Using a 12-foot wooden peel, Rezzak quickly hoists loaf after loaf of raw rounds of dough into the oven. Two at a time, he arranges them on the wide end of the peel, then dimples the tops with a stick. They emerge minutes later lightly browned and puffed. With fingers immune to the heat, he tosses them into piles that to the untrained eye seem random.

It’s anything but. Each day, he bakes some 3,000 loaves of khobz. Half will go to shops and restaurants. The others are prepared by women at home using recipes tuned to their tastes. And as the women of Fes have for centuries, they deliver those risen, raw loaves to their neighborhood bakery. Once the loaves are baked, the women return to collect them.

Those dimples? It’s how Rezzak marks each loaf to know to which family it belongs, an intricate identifying code literally baked into the process. He charges half a dirham for the service, or about 5 cents per loaf. Most families consider it well spent. Though the number of ferranes has dwindled as more women enter the workforce and lack time to prepare khobz at home, most Fassi people still prefer the taste of bread cooked in a wood-fired oven.

Tearing off a chunk of khobz fresh from Rezzak’s oven, I’m inclined to agree. The exterior is wheaty and textured, not crunchy, but delicately crispy. The interior is warm and tender, the crumb pocketed and giving. It’s begging to be dredged through a sauce or salad, something spicy and sweet.

“This tradition is starting to disappear,” explains Chakib Badrane, my translator. “In some quarters because of a lack of free time, some people might use their gas or electric oven at home, but believe me, it won’t be the same taste.”

To understand the process, I visit Houda Mehdi, a seamstress and home cook who lives a short walk from Ferrane Talaa Sghira. Her children are the sixth generation of the family to live in their 438-year-old home, the center of which is a white tile courtyard filled with fig and lime trees.

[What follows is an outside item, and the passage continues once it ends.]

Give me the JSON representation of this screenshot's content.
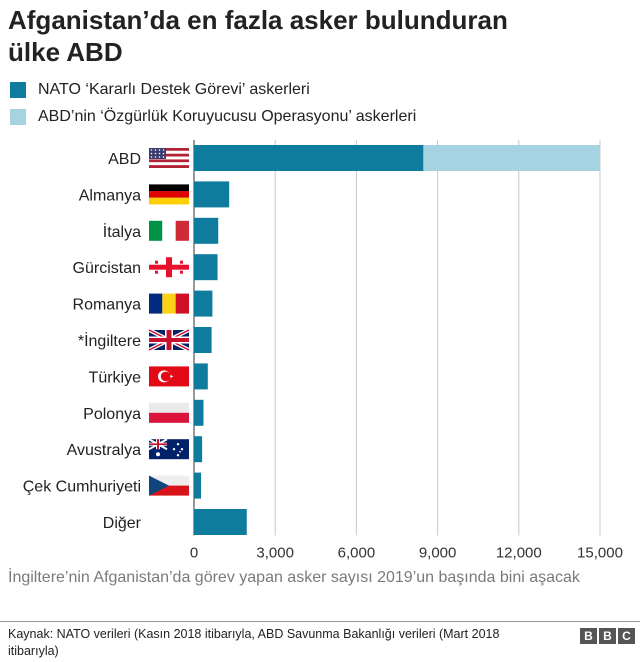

“The first thing girls learn is making the bread,” Mehdi explains. “Then the salads. Then the tagines.” Today, she will teach me her version of khobz, learned first from her mother, but perfected with her mother-­in-law. Studded with seeds, it has a nutty, savory complexity that beautifully complements the so-­often slightly sweet stews of Morocco.

The process is simple—white flour, semolina and wheat bran form the base. Sesame, flax and fennel seeds add pops of flavor and texture. A bit of yeast and warm water brings everything together. She kneads it briefly, standing in a bartal, or alcove, off the side of the courtyard. Shaped into rounds, the dough rises briefly as we sip mint tea.

When the loaves are lightly puffed, Mehdi transfers them to a wooden board and wraps them in a cloth. It’s a quick walk to Rezzak’s bakery. “May peace be upon you,” she greets him. “And upon you, ma’am.” Within minutes, the loaves are in and out of the 570°F oven, the scent of now-toasted fennel and flax hitting us before we even see them.

So simple. So delicious. But in Morocco, bread is not served alone. Mehdi also offers to walk me through two of my favorite salads—taktouka, a simple stew of tomatoes and peppers seasoned with garlic, sweet paprika, turmeric, cumin and harissa; and crevettes pil pil, shrimp poached in olive oil and garlic with yet another hit of harissa.

Both come together with ease. For the taktouka, everything is chopped and combined in a clay pot to simmer quickly on the stovetop. The flavors meld and melt, filling Mehdi’s tiny kitchen with warm spice and garlic. The shrimp cook even more quickly, emerging savory and briny and bracingly garlicky.

And once again, the bread ties them together, sopping in the rich, savory-sweet juices. It’s a wonderful lesson in the power of simple cooking and shared experience. An opportunity to experience the heart of a meal. And a community.